A Quick International Friday
Today we chose to forgo our traditional Friday-night homemade pizza (an obsession that will be quickly revealed in other posts). So I found myself in the grocery store on the way home from work.
Having attempted to cook lighter and healthy recently, I was hoping to find a good piece of fish for a quick dinner. Not finding anything I was terrible inspired by, I instead found myself pausing over an unlikely combination of pairing on the shelves of Indian tikka masala sauce and French brie cheese.
What soon emerged as I wandered the aisles was a sort of disconnected round-the world tasting. Surprisingly it worked. The resulting menu (not so much cooked as gathered):
- Ciabatta bread from the bakery (Italian)
Paring options for the bread:
- Spiced olive oil for dipping made back at the house
- Tikka Masala sauce from the store (Indian)
- Brie cheese (French)
- Roasted whole chicken (admittedly prepared at the store rather than homemade)
- Pan-seared green beans (fresh beans from store prepared at home)

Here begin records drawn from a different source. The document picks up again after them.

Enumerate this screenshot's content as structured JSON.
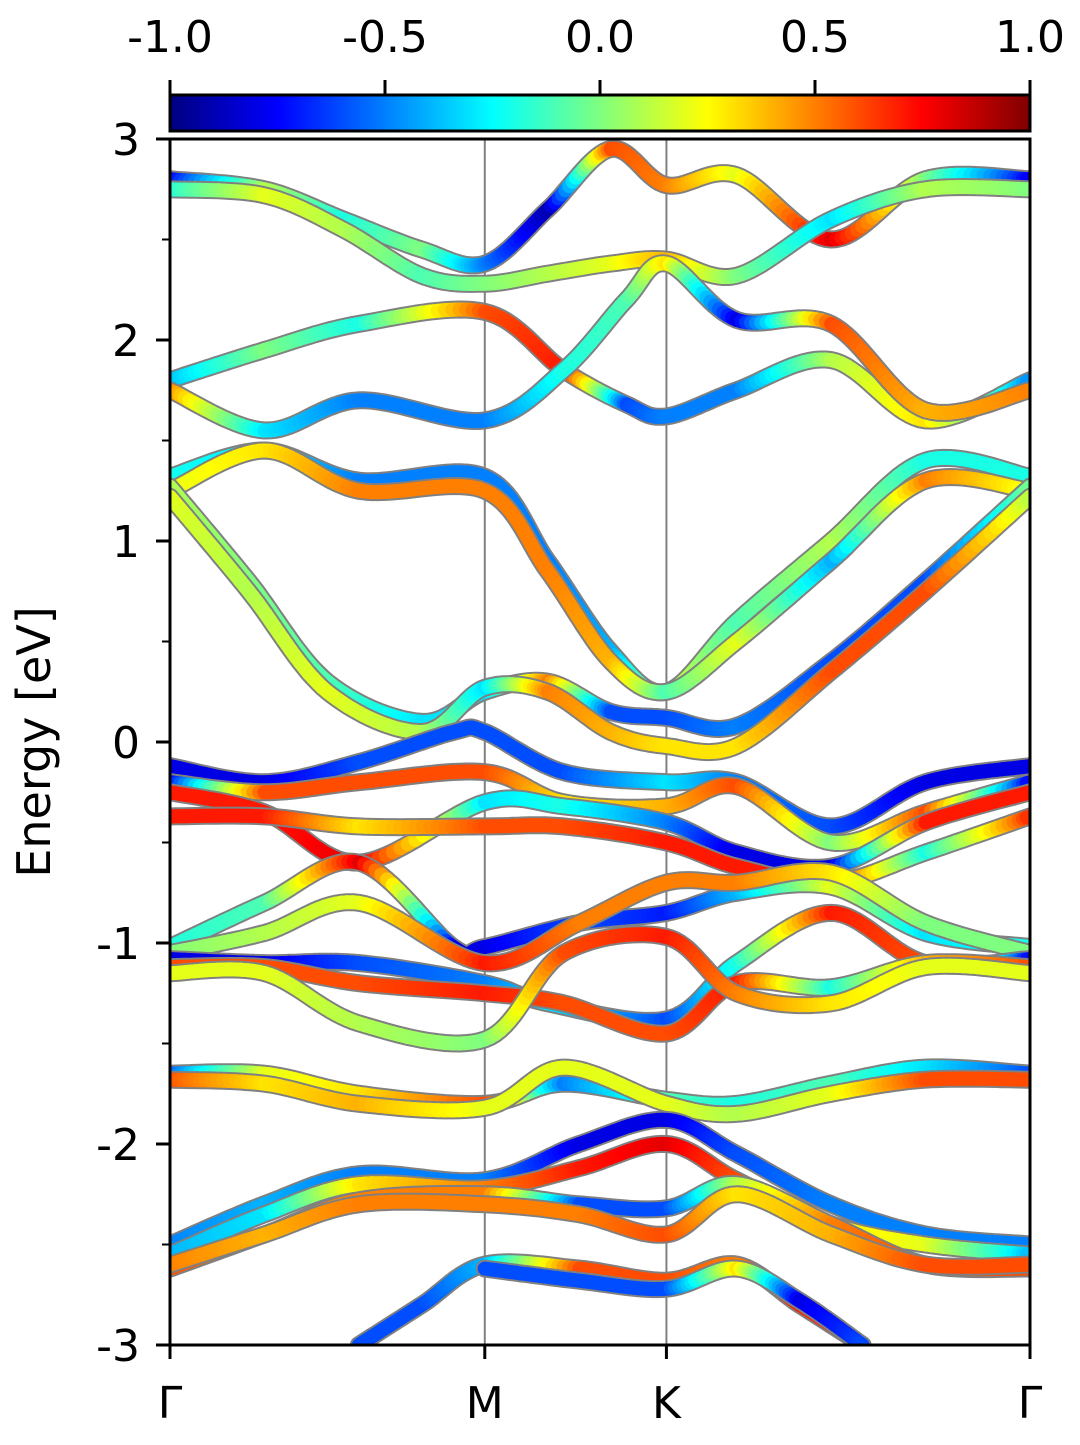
{
  "chart_data": {
    "type": "line",
    "title": "",
    "xlabel": "",
    "ylabel": "Energy [eV]",
    "ylim": [
      -3,
      3
    ],
    "y_ticks": [
      "3",
      "2",
      "1",
      "0",
      "-1",
      "-2",
      "-3"
    ],
    "y_tick_values": [
      3,
      2,
      1,
      0,
      -1,
      -2,
      -3
    ],
    "y_minor_ticks": [
      2.5,
      1.5,
      0.5,
      -0.5,
      -1.5,
      -2.5
    ],
    "k_path": [
      {
        "label": "Γ",
        "k": 0.0
      },
      {
        "label": "M",
        "k": 1.0
      },
      {
        "label": "K",
        "k": 1.577
      },
      {
        "label": "Γ",
        "k": 2.732
      }
    ],
    "xlim": [
      0,
      2.732
    ],
    "colorbar": {
      "range": [
        -1.0,
        1.0
      ],
      "ticks": [
        "-1.0",
        "-0.5",
        "0.0",
        "0.5",
        "1.0"
      ],
      "tick_values": [
        -1.0,
        -0.5,
        0.0,
        0.5,
        1.0
      ],
      "colormap": "jet",
      "colors": [
        "#00007f",
        "#0000ff",
        "#007fff",
        "#00ffff",
        "#7fff7f",
        "#ffff00",
        "#ff7f00",
        "#ff0000",
        "#7f0000"
      ]
    },
    "grid": false,
    "band_edge_color": "#808080",
    "k_line_color": "#808080",
    "series": [
      {
        "x": [
          0,
          0.3,
          0.55,
          0.8,
          1.0,
          1.2,
          1.4,
          1.577,
          1.8,
          2.1,
          2.4,
          2.732
        ],
        "y": [
          2.8,
          2.75,
          2.6,
          2.45,
          2.38,
          2.65,
          2.95,
          2.77,
          2.82,
          2.5,
          2.8,
          2.8
        ],
        "spin": [
          -0.8,
          0.1,
          -0.2,
          0.0,
          -0.5,
          -0.9,
          0.6,
          0.5,
          0.2,
          0.8,
          0.0,
          -0.8
        ]
      },
      {
        "x": [
          0,
          0.3,
          0.55,
          0.8,
          1.0,
          1.2,
          1.4,
          1.577,
          1.8,
          2.1,
          2.4,
          2.732
        ],
        "y": [
          2.75,
          2.72,
          2.55,
          2.32,
          2.28,
          2.33,
          2.38,
          2.4,
          2.32,
          2.6,
          2.75,
          2.75
        ],
        "spin": [
          -0.2,
          0.2,
          0.1,
          -0.1,
          0.0,
          0.1,
          0.2,
          0.4,
          0.0,
          -0.3,
          0.1,
          0.0
        ]
      },
      {
        "x": [
          0,
          0.3,
          0.6,
          1.0,
          1.25,
          1.45,
          1.577,
          1.8,
          2.1,
          2.4,
          2.732
        ],
        "y": [
          1.8,
          1.95,
          2.08,
          2.14,
          1.85,
          1.68,
          1.62,
          1.75,
          1.9,
          1.6,
          1.8
        ],
        "spin": [
          -0.4,
          0.0,
          -0.2,
          0.6,
          0.7,
          -0.6,
          -0.5,
          -0.5,
          0.1,
          0.3,
          -0.5
        ]
      },
      {
        "x": [
          0,
          0.3,
          0.6,
          1.0,
          1.25,
          1.45,
          1.577,
          1.8,
          2.1,
          2.4,
          2.732
        ],
        "y": [
          1.75,
          1.55,
          1.7,
          1.6,
          1.85,
          2.2,
          2.38,
          2.1,
          2.08,
          1.65,
          1.75
        ],
        "spin": [
          0.5,
          -0.3,
          -0.5,
          -0.5,
          -0.2,
          -0.1,
          0.3,
          -0.8,
          0.6,
          0.4,
          0.5
        ]
      },
      {
        "x": [
          0,
          0.3,
          0.6,
          1.0,
          1.2,
          1.4,
          1.577,
          1.8,
          2.1,
          2.4,
          2.732
        ],
        "y": [
          1.32,
          1.45,
          1.3,
          1.32,
          0.9,
          0.45,
          0.25,
          0.6,
          1.0,
          1.4,
          1.32
        ],
        "spin": [
          -0.2,
          -0.3,
          -0.5,
          -0.5,
          -0.5,
          -0.4,
          0.2,
          -0.1,
          0.1,
          -0.2,
          -0.2
        ]
      },
      {
        "x": [
          0,
          0.3,
          0.6,
          1.0,
          1.2,
          1.4,
          1.577,
          1.8,
          2.1,
          2.4,
          2.732
        ],
        "y": [
          1.25,
          1.45,
          1.25,
          1.25,
          0.85,
          0.4,
          0.25,
          0.5,
          0.9,
          1.3,
          1.25
        ],
        "spin": [
          0.2,
          0.3,
          0.5,
          0.5,
          0.5,
          0.4,
          -0.1,
          0.2,
          -0.4,
          0.5,
          0.2
        ]
      },
      {
        "x": [
          0,
          0.25,
          0.5,
          0.8,
          1.0,
          1.2,
          1.4,
          1.577,
          1.8,
          2.1,
          2.4,
          2.732
        ],
        "y": [
          1.27,
          0.8,
          0.3,
          0.1,
          0.25,
          0.3,
          0.15,
          0.12,
          0.08,
          0.4,
          0.8,
          1.27
        ],
        "spin": [
          0.1,
          0.0,
          -0.1,
          -0.3,
          -0.3,
          0.5,
          -0.6,
          -0.6,
          -0.5,
          -0.6,
          -0.6,
          0.0
        ]
      },
      {
        "x": [
          0,
          0.25,
          0.5,
          0.8,
          1.0,
          1.2,
          1.4,
          1.577,
          1.8,
          2.1,
          2.4,
          2.732
        ],
        "y": [
          1.22,
          0.75,
          0.25,
          0.05,
          0.27,
          0.25,
          0.05,
          -0.02,
          -0.02,
          0.35,
          0.75,
          1.22
        ],
        "spin": [
          0.2,
          0.1,
          0.2,
          0.1,
          -0.3,
          0.5,
          0.4,
          0.3,
          0.3,
          0.6,
          0.6,
          0.1
        ]
      },
      {
        "x": [
          0,
          0.3,
          0.6,
          0.9,
          1.0,
          1.25,
          1.577,
          1.8,
          2.1,
          2.4,
          2.732
        ],
        "y": [
          -0.12,
          -0.2,
          -0.1,
          0.05,
          0.05,
          -0.15,
          -0.2,
          -0.2,
          -0.42,
          -0.2,
          -0.12
        ],
        "spin": [
          -0.8,
          -0.8,
          -0.6,
          -0.6,
          -0.6,
          -0.6,
          -0.3,
          -0.5,
          -0.6,
          -0.8,
          -0.8
        ]
      },
      {
        "x": [
          0,
          0.3,
          0.6,
          1.0,
          1.25,
          1.577,
          1.8,
          2.1,
          2.4,
          2.732
        ],
        "y": [
          -0.2,
          -0.25,
          -0.2,
          -0.15,
          -0.3,
          -0.32,
          -0.22,
          -0.5,
          -0.35,
          -0.2
        ],
        "spin": [
          -0.8,
          0.6,
          0.6,
          0.6,
          0.3,
          0.4,
          0.6,
          0.0,
          0.6,
          -0.8
        ]
      },
      {
        "x": [
          0,
          0.3,
          0.6,
          1.0,
          1.25,
          1.577,
          1.8,
          2.1,
          2.4,
          2.732
        ],
        "y": [
          -0.25,
          -0.35,
          -0.6,
          -0.3,
          -0.32,
          -0.4,
          -0.55,
          -0.62,
          -0.4,
          -0.25
        ],
        "spin": [
          0.7,
          0.7,
          0.8,
          -0.3,
          -0.2,
          -0.5,
          -0.8,
          -0.8,
          0.7,
          0.7
        ]
      },
      {
        "x": [
          0,
          0.3,
          0.6,
          1.0,
          1.25,
          1.577,
          1.8,
          2.1,
          2.4,
          2.732
        ],
        "y": [
          -0.37,
          -0.37,
          -0.42,
          -0.42,
          -0.42,
          -0.5,
          -0.62,
          -0.7,
          -0.55,
          -0.37
        ],
        "spin": [
          0.7,
          0.7,
          0.3,
          0.6,
          0.6,
          0.7,
          0.7,
          0.7,
          -0.2,
          0.7
        ]
      },
      {
        "x": [
          0,
          0.3,
          0.6,
          0.9,
          1.0,
          1.3,
          1.577,
          1.8,
          2.1,
          2.4,
          2.732
        ],
        "y": [
          -1.02,
          -0.8,
          -0.6,
          -1.02,
          -1.02,
          -0.9,
          -0.85,
          -0.75,
          -0.72,
          -0.95,
          -1.02
        ],
        "spin": [
          -0.2,
          -0.1,
          0.8,
          -0.8,
          -0.8,
          -0.6,
          -0.7,
          -0.4,
          0.2,
          -0.3,
          -0.2
        ]
      },
      {
        "x": [
          0,
          0.3,
          0.6,
          1.0,
          1.3,
          1.577,
          1.8,
          2.1,
          2.4,
          2.732
        ],
        "y": [
          -1.05,
          -0.95,
          -0.8,
          -1.1,
          -0.9,
          -0.7,
          -0.7,
          -0.65,
          -0.9,
          -1.05
        ],
        "spin": [
          0.0,
          0.1,
          0.2,
          0.7,
          0.5,
          0.5,
          0.5,
          0.3,
          0.0,
          0.0
        ]
      },
      {
        "x": [
          0,
          0.3,
          0.6,
          1.0,
          1.2,
          1.577,
          1.8,
          2.1,
          2.4,
          2.732
        ],
        "y": [
          -1.08,
          -1.1,
          -1.1,
          -1.2,
          -1.3,
          -1.38,
          -1.1,
          -0.85,
          -1.1,
          -1.08
        ],
        "spin": [
          -0.8,
          -0.8,
          -0.6,
          -0.5,
          -0.3,
          -0.6,
          -0.2,
          0.7,
          0.6,
          -0.8
        ]
      },
      {
        "x": [
          0,
          0.3,
          0.6,
          1.0,
          1.25,
          1.577,
          1.8,
          2.1,
          2.4,
          2.732
        ],
        "y": [
          -1.12,
          -1.12,
          -1.2,
          -1.25,
          -1.3,
          -1.45,
          -1.2,
          -1.22,
          -1.1,
          -1.12
        ],
        "spin": [
          0.6,
          0.6,
          0.6,
          0.7,
          0.6,
          0.6,
          0.7,
          -0.2,
          0.4,
          0.6
        ]
      },
      {
        "x": [
          0,
          0.3,
          0.6,
          1.0,
          1.25,
          1.577,
          1.8,
          2.1,
          2.4,
          2.732
        ],
        "y": [
          -1.15,
          -1.15,
          -1.4,
          -1.48,
          -1.05,
          -0.97,
          -1.25,
          -1.3,
          -1.12,
          -1.15
        ],
        "spin": [
          0.2,
          0.2,
          0.1,
          0.0,
          0.6,
          0.7,
          0.5,
          0.3,
          0.2,
          0.2
        ]
      },
      {
        "x": [
          0,
          0.3,
          0.6,
          1.0,
          1.25,
          1.577,
          1.8,
          2.1,
          2.4,
          2.732
        ],
        "y": [
          -1.65,
          -1.65,
          -1.75,
          -1.8,
          -1.7,
          -1.78,
          -1.8,
          -1.7,
          -1.62,
          -1.65
        ],
        "spin": [
          -0.6,
          0.2,
          0.3,
          0.6,
          -0.5,
          -0.1,
          -0.2,
          -0.1,
          -0.3,
          -0.6
        ]
      },
      {
        "x": [
          0,
          0.3,
          0.6,
          1.0,
          1.25,
          1.577,
          1.8,
          2.1,
          2.4,
          2.732
        ],
        "y": [
          -1.68,
          -1.7,
          -1.8,
          -1.82,
          -1.62,
          -1.8,
          -1.85,
          -1.75,
          -1.68,
          -1.68
        ],
        "spin": [
          0.6,
          0.3,
          0.4,
          0.2,
          0.2,
          0.2,
          0.1,
          0.2,
          0.6,
          0.6
        ]
      },
      {
        "x": [
          0,
          0.3,
          0.6,
          1.0,
          1.3,
          1.577,
          1.8,
          2.1,
          2.4,
          2.732
        ],
        "y": [
          -2.5,
          -2.3,
          -2.15,
          -2.18,
          -2.0,
          -1.88,
          -2.05,
          -2.3,
          -2.45,
          -2.5
        ],
        "spin": [
          -0.5,
          -0.4,
          -0.5,
          -0.5,
          -0.8,
          -0.8,
          -0.6,
          -0.5,
          -0.5,
          -0.5
        ]
      },
      {
        "x": [
          0,
          0.3,
          0.6,
          1.0,
          1.3,
          1.577,
          1.8,
          2.1,
          2.4,
          2.732
        ],
        "y": [
          -2.55,
          -2.35,
          -2.2,
          -2.22,
          -2.12,
          -2.0,
          -2.18,
          -2.4,
          -2.5,
          -2.55
        ],
        "spin": [
          -0.4,
          -0.3,
          0.3,
          0.5,
          0.7,
          0.8,
          0.6,
          0.3,
          0.2,
          -0.4
        ]
      },
      {
        "x": [
          0,
          0.3,
          0.6,
          1.0,
          1.3,
          1.577,
          1.8,
          2.1,
          2.4,
          2.732
        ],
        "y": [
          -2.62,
          -2.45,
          -2.28,
          -2.25,
          -2.3,
          -2.32,
          -2.2,
          -2.4,
          -2.6,
          -2.62
        ],
        "spin": [
          0.6,
          0.5,
          0.5,
          0.5,
          -0.6,
          -0.6,
          0.1,
          0.5,
          0.6,
          0.6
        ]
      },
      {
        "x": [
          0,
          0.3,
          0.6,
          1.0,
          1.3,
          1.577,
          1.8,
          2.1,
          2.4,
          2.732
        ],
        "y": [
          -2.6,
          -2.45,
          -2.3,
          -2.3,
          -2.35,
          -2.45,
          -2.25,
          -2.45,
          -2.6,
          -2.6
        ],
        "spin": [
          0.5,
          0.4,
          0.5,
          0.5,
          0.5,
          0.6,
          0.3,
          0.4,
          0.6,
          0.6
        ]
      },
      {
        "x": [
          0.6,
          0.8,
          1.0,
          1.3,
          1.577,
          1.8,
          2.0,
          2.2
        ],
        "y": [
          -3.0,
          -2.8,
          -2.6,
          -2.62,
          -2.68,
          -2.6,
          -2.8,
          -3.0
        ],
        "spin": [
          -0.6,
          -0.6,
          -0.4,
          0.6,
          0.6,
          0.5,
          0.7,
          0.6
        ]
      },
      {
        "x": [
          1.0,
          1.3,
          1.577,
          1.8,
          2.0,
          2.2
        ],
        "y": [
          -2.62,
          -2.68,
          -2.72,
          -2.62,
          -2.78,
          -3.0
        ],
        "spin": [
          -0.6,
          -0.6,
          -0.6,
          0.3,
          -0.8,
          -0.6
        ]
      }
    ]
  }
}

- Hogue White Riesling (Washington)
- Dessert: Ricotta flavored with honey and caramel, topped with cherries
It made for a quite diverse and satisfying meal, requiring only about half and hour of prep when I got home.
I think I was most happy with the pan-searing green beans -- a new recipe for me. I had an approximate idea in mind, after discovering the beans at the store, but ended up even exceeding my thoughts by modifying the recipe found here: http://www.oregonlive.com/recipes/oregonian/index.ssf?/base/living/1185582599237980.xml&coll=7
The modified recipe:
Ingredients (ultimately, all spicing was unmeasured and to taste)
- Fresh green beans, trimmed
- 1 T horseradish mustard
- 1/4 t cayenne pepper
- 1/2 t paprika
- 1 t chili powder
- 2 gloves garlic, minced
- 1/2 t kosher salt
- combine and toss ingredients
- Heat a couple tablespoons of olive oil in a skillet until almost smoking
- Add beans, trying to maintain a single layer (stacking is not advantageous)
- Sear beans, without turning for approx. 5 minutes until they begin char in spots (trust me, this is a good thing)
- Toss beans, sear second side for 3-5 more minutes, until second side is lightly charred
Plate it and eat immediately.
Spicy, crunchy - a great take on the ol' bean, and a new favorite.